Indulge in the ultimate treat with these Eggless Chocolate Chipit Snackin Muffins—a delightful, fuss-free recipe perfect for any time of day! These soft, fluffy muffins are made without eggs, using a blend of yogurt and milk to deliver a moist texture that’s every bit as satisfying as their traditional counterparts. Packed with rich semi-sweet chocolate chips in every bite, they’re ideal for those looking for an egg-free baking option that doesn’t compromise on flavor. Quick to prepare with just 10 minutes of prep time, these muffins are ready in under 30 minutes, making them a fantastic choice for busy mornings, casual brunches, or after-school snacks. For an extra touch of sweetness, sprinkle coarse sugar on top for a golden, crunchy finish. Whether you enjoy them warm from the oven or save them for later, these easy-to-make muffins are a chocolatey dream destined to impress! Keywords: eggless muffins, chocolate chip muffins, easy baking, quick snack, no egg recipe.
Preheat your oven to 375°F (190°C) and line a standard 12-cup muffin tin with paper liners or lightly grease it with non-stick spray.
In a large mixing bowl, whisk together the all-purpose flour, granulated sugar, baking powder, baking soda, and salt until evenly combined.
In a separate medium bowl, whisk together the milk, yogurt, vegetable oil, and vanilla extract until smooth.
Gradually add the wet ingredients to the dry ingredients, stirring gently with a spatula or wooden spoon until just combined. Be careful not to overmix; the batter should look slightly lumpy.
Fold in the chocolate chips, reserving a few to sprinkle on top of each muffin if desired.

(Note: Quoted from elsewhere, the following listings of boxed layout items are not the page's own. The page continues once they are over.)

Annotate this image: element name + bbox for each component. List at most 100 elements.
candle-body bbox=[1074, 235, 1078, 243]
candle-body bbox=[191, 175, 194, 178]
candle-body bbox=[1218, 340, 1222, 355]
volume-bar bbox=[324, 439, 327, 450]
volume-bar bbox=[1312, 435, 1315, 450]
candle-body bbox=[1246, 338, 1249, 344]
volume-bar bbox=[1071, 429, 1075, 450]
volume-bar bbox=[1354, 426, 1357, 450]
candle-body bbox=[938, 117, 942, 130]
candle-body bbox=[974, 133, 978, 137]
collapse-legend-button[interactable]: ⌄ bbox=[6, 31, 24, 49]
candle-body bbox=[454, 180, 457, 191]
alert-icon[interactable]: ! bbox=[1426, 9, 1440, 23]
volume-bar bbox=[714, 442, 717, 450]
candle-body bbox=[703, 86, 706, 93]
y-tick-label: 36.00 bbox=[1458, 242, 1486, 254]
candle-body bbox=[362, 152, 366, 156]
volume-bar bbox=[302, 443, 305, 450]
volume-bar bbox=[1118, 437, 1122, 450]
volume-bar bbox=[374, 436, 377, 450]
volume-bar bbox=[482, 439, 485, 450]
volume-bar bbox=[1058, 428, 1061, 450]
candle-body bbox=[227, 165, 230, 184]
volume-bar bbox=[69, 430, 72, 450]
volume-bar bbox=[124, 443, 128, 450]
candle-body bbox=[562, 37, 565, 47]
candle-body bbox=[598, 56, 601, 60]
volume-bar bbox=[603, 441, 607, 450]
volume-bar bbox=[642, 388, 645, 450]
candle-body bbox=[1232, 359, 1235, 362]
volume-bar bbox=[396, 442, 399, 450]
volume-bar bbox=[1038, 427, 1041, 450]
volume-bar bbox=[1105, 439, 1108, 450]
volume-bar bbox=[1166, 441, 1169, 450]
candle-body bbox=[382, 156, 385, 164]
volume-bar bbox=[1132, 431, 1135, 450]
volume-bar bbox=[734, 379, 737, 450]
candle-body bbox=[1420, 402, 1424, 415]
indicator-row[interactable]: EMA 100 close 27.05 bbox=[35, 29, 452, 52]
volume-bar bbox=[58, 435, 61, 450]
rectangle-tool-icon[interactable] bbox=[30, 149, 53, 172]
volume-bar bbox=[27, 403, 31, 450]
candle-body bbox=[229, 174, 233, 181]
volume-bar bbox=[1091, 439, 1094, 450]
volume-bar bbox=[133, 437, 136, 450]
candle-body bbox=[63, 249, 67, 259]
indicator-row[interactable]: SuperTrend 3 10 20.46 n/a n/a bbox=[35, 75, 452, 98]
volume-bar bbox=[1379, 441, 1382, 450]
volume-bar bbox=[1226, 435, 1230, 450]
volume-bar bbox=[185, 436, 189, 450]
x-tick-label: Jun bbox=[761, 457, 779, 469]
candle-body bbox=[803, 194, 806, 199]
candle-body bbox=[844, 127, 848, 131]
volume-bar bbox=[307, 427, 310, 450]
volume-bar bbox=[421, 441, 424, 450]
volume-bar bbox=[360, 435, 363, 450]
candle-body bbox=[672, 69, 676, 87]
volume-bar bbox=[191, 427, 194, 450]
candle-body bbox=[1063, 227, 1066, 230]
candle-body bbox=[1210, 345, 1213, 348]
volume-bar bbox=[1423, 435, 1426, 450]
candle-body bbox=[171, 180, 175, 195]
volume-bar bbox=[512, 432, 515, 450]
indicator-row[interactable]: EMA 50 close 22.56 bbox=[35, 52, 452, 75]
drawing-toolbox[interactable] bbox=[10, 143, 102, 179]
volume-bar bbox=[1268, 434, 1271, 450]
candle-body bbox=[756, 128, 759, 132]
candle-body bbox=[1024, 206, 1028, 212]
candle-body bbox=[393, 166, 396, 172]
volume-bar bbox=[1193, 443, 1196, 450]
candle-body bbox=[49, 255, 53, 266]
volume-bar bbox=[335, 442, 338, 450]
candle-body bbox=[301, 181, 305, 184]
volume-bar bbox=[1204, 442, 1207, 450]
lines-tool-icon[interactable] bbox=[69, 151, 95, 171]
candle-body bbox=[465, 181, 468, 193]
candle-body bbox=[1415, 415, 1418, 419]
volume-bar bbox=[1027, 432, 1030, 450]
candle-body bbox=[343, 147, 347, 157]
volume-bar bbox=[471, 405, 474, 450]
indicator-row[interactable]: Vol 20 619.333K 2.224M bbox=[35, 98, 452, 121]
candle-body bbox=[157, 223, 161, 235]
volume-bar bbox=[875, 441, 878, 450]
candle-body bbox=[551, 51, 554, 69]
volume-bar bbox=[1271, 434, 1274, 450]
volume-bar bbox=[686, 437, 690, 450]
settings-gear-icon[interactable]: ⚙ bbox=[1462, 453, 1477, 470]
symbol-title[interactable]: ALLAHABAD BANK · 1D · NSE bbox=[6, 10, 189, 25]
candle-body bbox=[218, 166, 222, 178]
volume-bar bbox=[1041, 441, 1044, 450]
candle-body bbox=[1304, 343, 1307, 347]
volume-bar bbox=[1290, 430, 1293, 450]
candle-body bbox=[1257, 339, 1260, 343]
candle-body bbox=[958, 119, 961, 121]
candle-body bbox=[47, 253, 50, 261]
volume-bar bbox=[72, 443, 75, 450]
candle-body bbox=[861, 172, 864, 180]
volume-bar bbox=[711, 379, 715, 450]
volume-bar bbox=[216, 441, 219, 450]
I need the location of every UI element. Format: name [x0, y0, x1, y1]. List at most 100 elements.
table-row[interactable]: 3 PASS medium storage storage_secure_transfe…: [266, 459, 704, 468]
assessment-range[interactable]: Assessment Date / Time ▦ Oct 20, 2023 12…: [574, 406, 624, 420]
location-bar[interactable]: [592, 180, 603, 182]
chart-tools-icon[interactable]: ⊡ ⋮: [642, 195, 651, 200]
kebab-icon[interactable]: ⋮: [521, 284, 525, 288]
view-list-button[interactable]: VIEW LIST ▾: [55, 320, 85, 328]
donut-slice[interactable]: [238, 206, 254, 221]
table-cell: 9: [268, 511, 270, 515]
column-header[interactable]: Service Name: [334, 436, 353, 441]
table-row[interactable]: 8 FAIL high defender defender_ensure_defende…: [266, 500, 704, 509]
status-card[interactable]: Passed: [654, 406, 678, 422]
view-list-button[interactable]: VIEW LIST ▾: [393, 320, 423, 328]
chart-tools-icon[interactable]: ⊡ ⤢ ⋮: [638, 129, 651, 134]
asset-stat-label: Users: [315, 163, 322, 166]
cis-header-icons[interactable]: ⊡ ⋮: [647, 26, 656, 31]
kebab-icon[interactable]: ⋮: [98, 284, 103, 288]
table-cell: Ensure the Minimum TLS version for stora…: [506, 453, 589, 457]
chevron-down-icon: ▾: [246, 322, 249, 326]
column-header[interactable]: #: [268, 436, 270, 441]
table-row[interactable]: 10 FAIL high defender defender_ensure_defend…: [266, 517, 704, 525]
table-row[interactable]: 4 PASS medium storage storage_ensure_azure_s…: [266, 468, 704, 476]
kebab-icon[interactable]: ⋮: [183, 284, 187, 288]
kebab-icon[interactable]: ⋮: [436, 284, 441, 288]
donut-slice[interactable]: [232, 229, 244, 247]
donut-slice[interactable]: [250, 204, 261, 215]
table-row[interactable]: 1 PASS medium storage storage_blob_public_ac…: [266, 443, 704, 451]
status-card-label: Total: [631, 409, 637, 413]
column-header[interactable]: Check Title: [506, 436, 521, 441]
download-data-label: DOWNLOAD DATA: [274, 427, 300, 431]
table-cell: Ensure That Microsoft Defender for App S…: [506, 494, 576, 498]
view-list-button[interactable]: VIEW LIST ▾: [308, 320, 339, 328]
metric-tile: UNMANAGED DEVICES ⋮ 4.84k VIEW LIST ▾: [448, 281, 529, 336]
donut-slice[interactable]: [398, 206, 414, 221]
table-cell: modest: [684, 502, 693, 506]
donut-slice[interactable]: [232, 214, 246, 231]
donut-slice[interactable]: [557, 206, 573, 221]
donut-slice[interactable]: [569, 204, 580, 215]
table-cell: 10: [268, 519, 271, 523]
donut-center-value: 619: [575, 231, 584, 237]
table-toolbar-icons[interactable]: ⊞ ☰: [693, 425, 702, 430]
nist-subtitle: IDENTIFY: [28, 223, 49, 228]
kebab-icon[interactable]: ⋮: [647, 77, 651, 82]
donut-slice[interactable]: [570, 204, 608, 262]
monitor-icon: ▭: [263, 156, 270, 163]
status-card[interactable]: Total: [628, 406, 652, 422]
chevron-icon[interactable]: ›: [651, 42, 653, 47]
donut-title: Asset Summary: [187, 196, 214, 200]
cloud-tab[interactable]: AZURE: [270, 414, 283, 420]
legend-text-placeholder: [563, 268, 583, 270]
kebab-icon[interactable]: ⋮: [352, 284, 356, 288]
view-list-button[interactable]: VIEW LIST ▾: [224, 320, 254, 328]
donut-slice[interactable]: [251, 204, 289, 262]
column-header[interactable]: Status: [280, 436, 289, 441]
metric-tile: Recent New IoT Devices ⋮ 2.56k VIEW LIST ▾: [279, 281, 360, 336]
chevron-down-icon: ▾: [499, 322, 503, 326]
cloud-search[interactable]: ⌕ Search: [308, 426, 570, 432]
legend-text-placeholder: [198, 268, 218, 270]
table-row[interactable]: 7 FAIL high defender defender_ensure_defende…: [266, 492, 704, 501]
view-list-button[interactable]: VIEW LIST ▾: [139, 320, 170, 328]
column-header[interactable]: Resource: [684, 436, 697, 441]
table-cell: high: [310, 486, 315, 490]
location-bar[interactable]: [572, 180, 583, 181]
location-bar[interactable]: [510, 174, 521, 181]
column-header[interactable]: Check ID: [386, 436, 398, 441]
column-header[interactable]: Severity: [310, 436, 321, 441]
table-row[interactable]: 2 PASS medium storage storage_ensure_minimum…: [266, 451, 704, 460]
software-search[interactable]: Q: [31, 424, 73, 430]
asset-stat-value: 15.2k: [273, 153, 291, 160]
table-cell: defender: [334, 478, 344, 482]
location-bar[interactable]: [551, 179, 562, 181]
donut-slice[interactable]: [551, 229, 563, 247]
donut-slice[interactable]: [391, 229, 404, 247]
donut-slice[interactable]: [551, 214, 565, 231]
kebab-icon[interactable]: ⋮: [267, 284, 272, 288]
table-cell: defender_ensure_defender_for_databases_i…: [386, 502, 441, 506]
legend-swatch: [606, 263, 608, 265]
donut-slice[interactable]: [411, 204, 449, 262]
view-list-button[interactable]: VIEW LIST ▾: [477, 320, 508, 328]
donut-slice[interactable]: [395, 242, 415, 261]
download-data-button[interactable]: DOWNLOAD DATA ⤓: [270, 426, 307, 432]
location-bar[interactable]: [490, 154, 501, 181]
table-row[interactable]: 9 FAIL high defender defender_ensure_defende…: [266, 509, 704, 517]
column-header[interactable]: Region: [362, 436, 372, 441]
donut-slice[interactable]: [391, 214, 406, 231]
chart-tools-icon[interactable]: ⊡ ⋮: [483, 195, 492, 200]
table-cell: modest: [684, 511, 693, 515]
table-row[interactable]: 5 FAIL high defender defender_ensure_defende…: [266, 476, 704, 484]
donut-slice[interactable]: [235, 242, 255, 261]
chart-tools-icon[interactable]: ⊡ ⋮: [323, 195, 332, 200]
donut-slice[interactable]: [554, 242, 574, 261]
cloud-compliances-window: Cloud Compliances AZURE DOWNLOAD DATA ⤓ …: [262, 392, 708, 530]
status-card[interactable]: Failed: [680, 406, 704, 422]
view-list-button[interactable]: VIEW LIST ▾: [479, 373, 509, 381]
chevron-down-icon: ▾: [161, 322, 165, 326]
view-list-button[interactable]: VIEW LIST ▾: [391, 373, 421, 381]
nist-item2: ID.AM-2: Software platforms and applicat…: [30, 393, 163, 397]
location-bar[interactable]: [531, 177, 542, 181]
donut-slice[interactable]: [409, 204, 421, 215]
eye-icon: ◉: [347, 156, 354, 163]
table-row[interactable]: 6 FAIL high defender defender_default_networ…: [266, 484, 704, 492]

Divide the batter evenly among the prepared muffin cups, filling each about 3/4 full. Optionally, sprinkle the tops with reserved chocolate chips and coarse sugar for a slightly crunchy topping.
Bake in the preheated oven for 18-20 minutes, or until a toothpick inserted into the center of a muffin comes out clean or with just a few crumbs.
Remove the muffin tin from the oven and allow the muffins to cool in the tin for 5 minutes before transferring them to a wire rack to cool completely.
Serve warm or at room temperature. Store leftover muffins in an airtight container at room temperature for up to 3 days or refrigerate for up to a week.
Calories |
2594 | ||
|---|---|---|---|
% Daily Value* |
|||
| Total Fat | 96.4 g | 124% | |
| Saturated Fat | 34.3 g | 172% | |
| Polyunsaturated Fat | 33.6 g | ||
| Cholesterol | 26 mg | 9% | |
| Sodium | 2254 mg | 98% | |
| Total Carbohydrate | 421.3 g | 153% | |
| Dietary Fiber | 13.4 g | 48% | |
| Total Sugars | 261.5 g | ||
| Protein | 37.8 g | 76% | |
| Vitamin D | 2.3 mcg | 12% | |
| Calcium | 390 mg | 30% | |
| Iron | 11.5 mg | 64% | |
| Potassium | 650 mg | 14% | |
*The % Daily Value tells you how much a nutrient in a serving of food contributes to a daily diet. 2,000 calories a day is used for general nutrition advice.